News / July 15, 2019
In late May, the Canadian Federation of Students launched a court challenge in response to the Ontario government’s proposed Student Choice Initiative, a policy which would categorize particular student fees as “non-essential.”
The challenge states that the initiative, which is being backed by Ontario’s Minister of Training Colleges and Universities, “improperly and arbitrarily” designates which fees are to be considered non-essential. On this basis, it seeks to stop the policy from moving forward.
The government first introduced the policy through a news release in January, and claims that it could reduce tuition fees by up to 10 per cent. According to the release, “every individual student in Ontario will be empowered to choose which student fees they want to pay and how that money will be allocated,” though the announcement adds that fees “for essential campus health and safety initiatives will continue to be mandatory.”
Student organizations across the country have voiced opposition to the legislation for fear that it could set a precedent for cutting fees that are a part of democratically elected organizations.
“We know that this is an attack on student unions’ autonomy and right to organize,” says CFS President Sofia Descalzi. “It kind of ties into an attack on resources that go to marginalized communities. For example, gender diversity centres, food banks, LGBTQ+ centres, and all of these services that allow students to feel safer on campus, or access the services and resources that they need to be able to study on the campus as well.”
Descalzi says that in April, the CFS received a list of fees that would be categorized as optional.
“It seems like an arbitrary distinction, as most of the ancillary fees that come from universities or colleges were deemed essential and most of the ancillary fees that come from student organizations are deemed non-essential.”
Descalzi says she is hopeful that their challenge will be addressed in court before the upcoming fall semester.
“We know that an attack on one student is an attack on all students.
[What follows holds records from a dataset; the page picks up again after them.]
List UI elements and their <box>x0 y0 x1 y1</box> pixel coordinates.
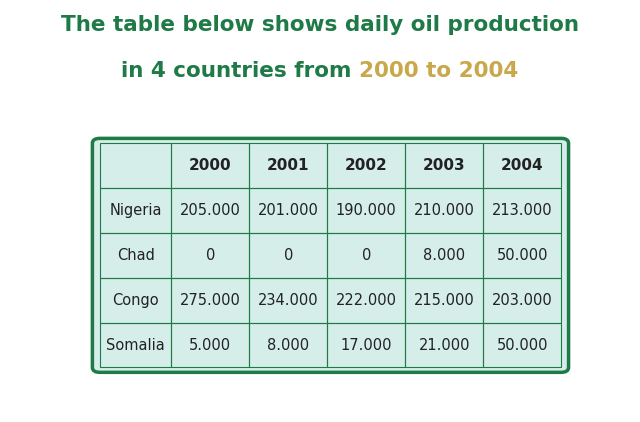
Text: 8.000: 8.000 <box>268 338 309 352</box>
Text: 21.000: 21.000 <box>419 338 470 352</box>
Text: 201.000: 201.000 <box>258 203 319 218</box>
Bar <box>405 322 483 368</box>
Text: 203.000: 203.000 <box>492 293 552 308</box>
Bar <box>327 143 405 188</box>
Bar <box>483 143 561 188</box>
Bar <box>172 278 250 322</box>
Bar <box>327 188 405 233</box>
Bar <box>483 322 561 368</box>
Text: 2002: 2002 <box>345 158 388 173</box>
Text: Congo: Congo <box>112 293 159 308</box>
Bar <box>405 233 483 278</box>
Bar <box>483 233 561 278</box>
Text: 190.000: 190.000 <box>336 203 397 218</box>
Bar <box>100 278 172 322</box>
Bar <box>250 322 327 368</box>
Text: 8.000: 8.000 <box>423 248 465 263</box>
Bar <box>250 233 327 278</box>
Text: 0: 0 <box>205 248 215 263</box>
Text: 222.000: 222.000 <box>336 293 397 308</box>
Text: in 4 countries from: in 4 countries from <box>122 61 360 81</box>
Text: 2003: 2003 <box>423 158 465 173</box>
Bar <box>405 278 483 322</box>
Bar <box>250 188 327 233</box>
Text: Somalia: Somalia <box>106 338 165 352</box>
Bar <box>172 233 250 278</box>
Bar <box>172 322 250 368</box>
Bar <box>327 278 405 322</box>
Text: Nigeria: Nigeria <box>109 203 162 218</box>
FancyBboxPatch shape <box>92 138 568 372</box>
Bar <box>172 143 250 188</box>
Bar <box>405 143 483 188</box>
Bar <box>100 322 172 368</box>
Text: 234.000: 234.000 <box>258 293 319 308</box>
Text: 210.000: 210.000 <box>413 203 475 218</box>
Bar <box>250 143 327 188</box>
Text: 2001: 2001 <box>267 158 310 173</box>
Bar <box>100 188 172 233</box>
Text: 0: 0 <box>362 248 371 263</box>
Bar <box>172 188 250 233</box>
Text: 2004: 2004 <box>501 158 543 173</box>
Text: The table below shows daily oil production: The table below shows daily oil producti… <box>61 15 579 35</box>
Bar <box>100 143 172 188</box>
Text: 275.000: 275.000 <box>180 293 241 308</box>
Bar <box>483 278 561 322</box>
Text: 5.000: 5.000 <box>189 338 232 352</box>
Text: 205.000: 205.000 <box>180 203 241 218</box>
Text: 50.000: 50.000 <box>497 338 548 352</box>
Text: 2000: 2000 <box>189 158 232 173</box>
Text: 17.000: 17.000 <box>340 338 392 352</box>
Text: 2000 to 2004: 2000 to 2004 <box>360 61 518 81</box>
Text: Chad: Chad <box>116 248 154 263</box>
Bar <box>405 188 483 233</box>
Text: 0: 0 <box>284 248 293 263</box>
Bar <box>483 188 561 233</box>
Bar <box>250 278 327 322</box>
Bar <box>327 322 405 368</box>
Bar <box>327 233 405 278</box>
Text: 50.000: 50.000 <box>497 248 548 263</box>
Text: 215.000: 215.000 <box>414 293 475 308</box>
Bar <box>100 233 172 278</box>
Text: 213.000: 213.000 <box>492 203 552 218</box>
This sort of legislation would negatively impact student organizing across the country, not only in Ontario, and that is something that we need to stop,” she explains.
Sarah Strachan, Kwantlen Student Association VP University Affairs and B.C. representative in the CFS, says that the KSA officially supports the court challenge and opposes the Student Choice Initiative.
After the KSA left the British Columbia Federation of Students in 2018, it became one of only two remaining B.C. members of the CFS. The KSA is in a unique position where it is still involved in the Federation’s advocacy efforts, and a portion of the fees that KPU students pay to the KSA are remitted to the CFS for membership costs.
“The Student Choice Initiative will affect students in Ontario by limiting the access for health and dental insurance plans, transit passes, advocacy support, peer support, food banks, jobs, and even food services that student associations provide,” Strachan wrote in an email to The Runner.
“These will then be extra expenses that students will have to pay in order to get access to these services,” she adds. “Even though the announcement was labeled as a 10 per cent tuition cut, making it sound appealing, it is really just a cover to weaken crucial student supports and diminish the quality of education students receive. Challenging this policy will help ensure the effective use of services and helping students receive supports that they need.”
Strachan shares Descalzi’s concern that if the SCI is implemented in Ontario, other provincial governments across the country might do the same, though she believes that it is not likely to happen in B.C.